On Monday 23 September 2019, the Royal Military Police arrested a person in connection with the disappearance of Katrice Lee. 

The man, a former serviceman, was released without charge two days later.

An Army spokesperson said: "The search of an address in Swindon continues and the Royal Military Police are keeping the Lee family informed of developments."

Katrice's father, Richard, said: "This arrest brings it all back and makes it feel raw.

"As with parents in all cases of missing children, we want a happy ending but that might not be the case and we just hope we will get answers."

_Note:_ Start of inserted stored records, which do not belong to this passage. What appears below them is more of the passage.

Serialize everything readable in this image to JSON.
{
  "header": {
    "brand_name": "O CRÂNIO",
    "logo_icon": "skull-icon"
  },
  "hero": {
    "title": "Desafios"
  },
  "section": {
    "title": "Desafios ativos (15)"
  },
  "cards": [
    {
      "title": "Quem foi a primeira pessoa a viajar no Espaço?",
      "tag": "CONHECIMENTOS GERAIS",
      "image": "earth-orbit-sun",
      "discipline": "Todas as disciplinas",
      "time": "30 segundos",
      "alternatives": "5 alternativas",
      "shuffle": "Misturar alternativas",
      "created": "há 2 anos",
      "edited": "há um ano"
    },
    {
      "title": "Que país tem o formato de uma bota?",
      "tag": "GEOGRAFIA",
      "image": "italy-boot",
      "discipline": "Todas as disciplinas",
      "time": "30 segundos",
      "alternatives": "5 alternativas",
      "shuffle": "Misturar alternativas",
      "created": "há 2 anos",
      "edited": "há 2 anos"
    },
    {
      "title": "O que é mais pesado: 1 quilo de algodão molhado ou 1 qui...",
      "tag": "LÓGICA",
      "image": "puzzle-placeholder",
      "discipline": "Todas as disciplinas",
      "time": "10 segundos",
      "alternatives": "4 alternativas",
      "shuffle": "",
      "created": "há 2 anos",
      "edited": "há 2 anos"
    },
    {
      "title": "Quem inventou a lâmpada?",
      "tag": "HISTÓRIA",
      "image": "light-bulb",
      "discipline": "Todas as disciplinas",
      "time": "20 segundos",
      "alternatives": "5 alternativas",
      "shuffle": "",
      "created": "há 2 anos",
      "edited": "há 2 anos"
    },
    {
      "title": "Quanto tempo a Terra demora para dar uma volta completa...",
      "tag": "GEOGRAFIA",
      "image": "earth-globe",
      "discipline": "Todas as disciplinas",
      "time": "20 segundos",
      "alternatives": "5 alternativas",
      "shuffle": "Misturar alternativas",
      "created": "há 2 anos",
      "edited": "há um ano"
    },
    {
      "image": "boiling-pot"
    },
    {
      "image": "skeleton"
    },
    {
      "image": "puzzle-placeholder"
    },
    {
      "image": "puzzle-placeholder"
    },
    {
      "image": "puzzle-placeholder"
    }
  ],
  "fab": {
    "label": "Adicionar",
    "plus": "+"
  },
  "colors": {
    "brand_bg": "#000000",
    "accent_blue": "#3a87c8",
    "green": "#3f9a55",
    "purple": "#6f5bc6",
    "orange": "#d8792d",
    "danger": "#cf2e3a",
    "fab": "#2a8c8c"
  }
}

A woman poses as Katrice Lee online

Heidi Robinson, 40, set up a Facebook profile under the name of Katrice.

Ms Robinson sent a friend request, on Facebook, in August last year to Katrice's sister Natasha Walker.

She continued to pose as the missing toddler, despite the family urging her to take the profile down.

After the DNA test confirmed she was not Katrice, she claimed it was a cover-up.

In October 2019, Ms Robinson was given an 18-week prison sentence suspended for two years with a mental health treatment requirement for 12 months and was ordered to carry out rehabilitation activity for 40 days.

Investigation scaled back

Renewed investigations were scaled back in December 2020 when military police announced they would only react to new lines of inquiry. 

Prime Minister Boris Johnson agreed on 3 November 2021 to meet "father to father" with Mr Lee, to assure him his daughter had not been forgotten.

Following the pledge Mr Lee tweeted Forces News, saying: "I have been in this position before.

"Until I am sat in his office l will approach this with caution."

Later in the month, Mr Lee visited the place in Germany his daughter vanished from nearly four decades prior and encouraged anyone with new information to come forward.

He said: "I had two blissful years of Katrice growing up and then she was snatched away from us on her second birthday and that's the tragedy.

"I will now continue to keep Katrice's case, as best I can, in the media so that we can get the answers.

"Without keeping it in the media you will not get the answers."